On a parlé du village, aujourd'hui et jadis, des cultures. Il connaît tout. Lui, ça lui fait mal au cœur de mettre un trognon de choux à la benne ou des épluchures de pommes de terre : tout l'organique doit revenir à la terre. Il m'a fait comprendre une chose que je n'avais jamais réussi à comprendre à l'âge où je suis arrivé, c'est pourquoi il faut griffer la terre quand il fait sec. Moi, il me semblait que l'humidité allait s'évaporer encore plus que sous une bonne croûte. Ça fait monter l'humidité, il a dit. Alors, vous comprenez, mon lecteur de la ville ? Bien sûr, il y a de l'évaporation mais au final, les racines des plantes sont gagnantes car l'humidité profonde est aspirée vers elles !

On a surtout parlé du temps jadis. Il a connu les derniers paysans. À l'époque, il y avait partout des bassins d'irrigation. Aujourd'hui, ils sont à sec, envahi par les ronces, et quand ils étaient pleins, on distribuait l'eau entre les différentes parcelles avec des martellières et des ruisseaux. Il y avait aussi des mines souterraines qui amenaient l'eau dans chaque ferme. Ou alors des sources. Christian notre voisin de la Boullière était justement spécialiste de l'entretien des mines et savait se glisser sous terre comme un furet. Maintenant, la plupart sont bouchées et tout le monde a son forage. Et il y a l'eau du canal de Provence.

On a aussi beaucoup parlé des moulins. Rien que sur notre petite commune, il y avait cinq moulins. Mais attention, il y avait les moulins à vent et les moulins à eau. C'était pour le blé et pour les olives. Je ne suis pas arrivé à savoir si c'était les mêmes moulins qui servaient pour la farine et pour l'huile. En tout cas, l'huile d'olive, c'est pas seulement pour la cuisine, c'était pour l'éclairage aussi.

Mais attention, il ne faut pas confondre les moulins à vent avec les pigeonniers. Une fois que les ailes sont tombées, ça se ressemble mais c'est facile de repérer les pigeonniers parce qu'ils ont une bande de carreaux de Saint Zacharie autour, ces carreaux vernissés brun-rouge. Vous savez pourquoi on mettait des carreaux comme ça, mon lecteur ? C'est pour pas que les rats grimpent croquer les pigeons. Il y a des pigeonniers ronds et des carrés. Je préfère les carrés.
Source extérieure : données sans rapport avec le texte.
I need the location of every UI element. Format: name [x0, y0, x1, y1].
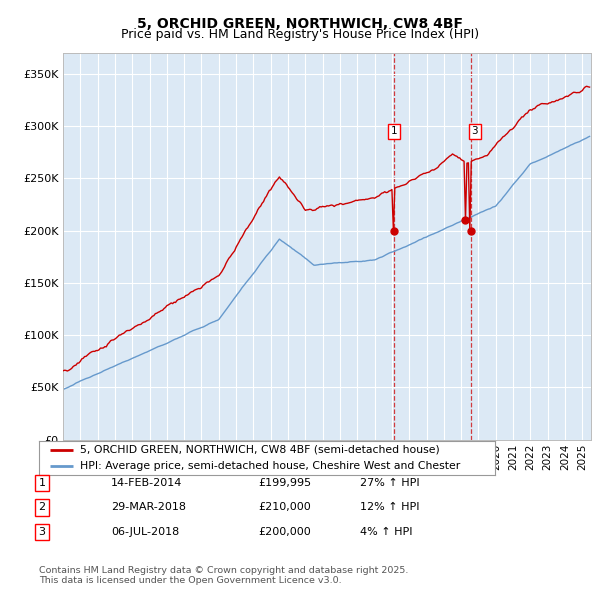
Text: 29-MAR-2018: 29-MAR-2018 [111, 503, 186, 512]
Text: 3: 3 [472, 126, 478, 136]
Text: 4% ↑ HPI: 4% ↑ HPI [360, 527, 413, 537]
Text: £210,000: £210,000 [258, 503, 311, 512]
Text: 5, ORCHID GREEN, NORTHWICH, CW8 4BF (semi-detached house): 5, ORCHID GREEN, NORTHWICH, CW8 4BF (sem… [80, 445, 440, 455]
Text: 12% ↑ HPI: 12% ↑ HPI [360, 503, 419, 512]
Text: 1: 1 [38, 478, 46, 487]
Text: 5, ORCHID GREEN, NORTHWICH, CW8 4BF: 5, ORCHID GREEN, NORTHWICH, CW8 4BF [137, 17, 463, 31]
Text: 3: 3 [38, 527, 46, 537]
Text: HPI: Average price, semi-detached house, Cheshire West and Chester: HPI: Average price, semi-detached house,… [80, 461, 460, 471]
Text: 06-JUL-2018: 06-JUL-2018 [111, 527, 179, 537]
Text: £200,000: £200,000 [258, 527, 311, 537]
Text: 27% ↑ HPI: 27% ↑ HPI [360, 478, 419, 487]
Text: 14-FEB-2014: 14-FEB-2014 [111, 478, 182, 487]
Text: £199,995: £199,995 [258, 478, 311, 487]
Text: 1: 1 [391, 126, 397, 136]
Text: 2: 2 [38, 503, 46, 512]
Text: Contains HM Land Registry data © Crown copyright and database right 2025.
This d: Contains HM Land Registry data © Crown c… [39, 566, 409, 585]
Text: Price paid vs. HM Land Registry's House Price Index (HPI): Price paid vs. HM Land Registry's House … [121, 28, 479, 41]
Aujourd'hui, il n'y a plus un seul pigeonnier en Provence. De retour d'Égypte, pays des pigeons, Hatem m'avait convaincu d'en élever moi-même. J'ai construit un pigeonnier mais on l'a jamais fait. Michèle a pas voulu parce que ça fait mille saletés. Les pigeons, ça chie partout ! Mais j'ai un livre superbe sur les pigeonniers de Provence. Si ça vous intéresse, je vous le prêterai. Mais attention, il s'appelle Retourne !

Vous imaginez la vie rurale, mon lecteur, quand il y avait ces bassins, ces eaux courantes, ces moulins avec les allées et venues des ânes, ces vols de pigeons et ces broches dans les cheminées...

Attention, mon lecteur de la ville : je dis ce que j'dis et je n'dis pas ce que je n'dis pas ! Je ne dis pas que c'était mieux avant. Mais je dis que ça devait être drôlement joli.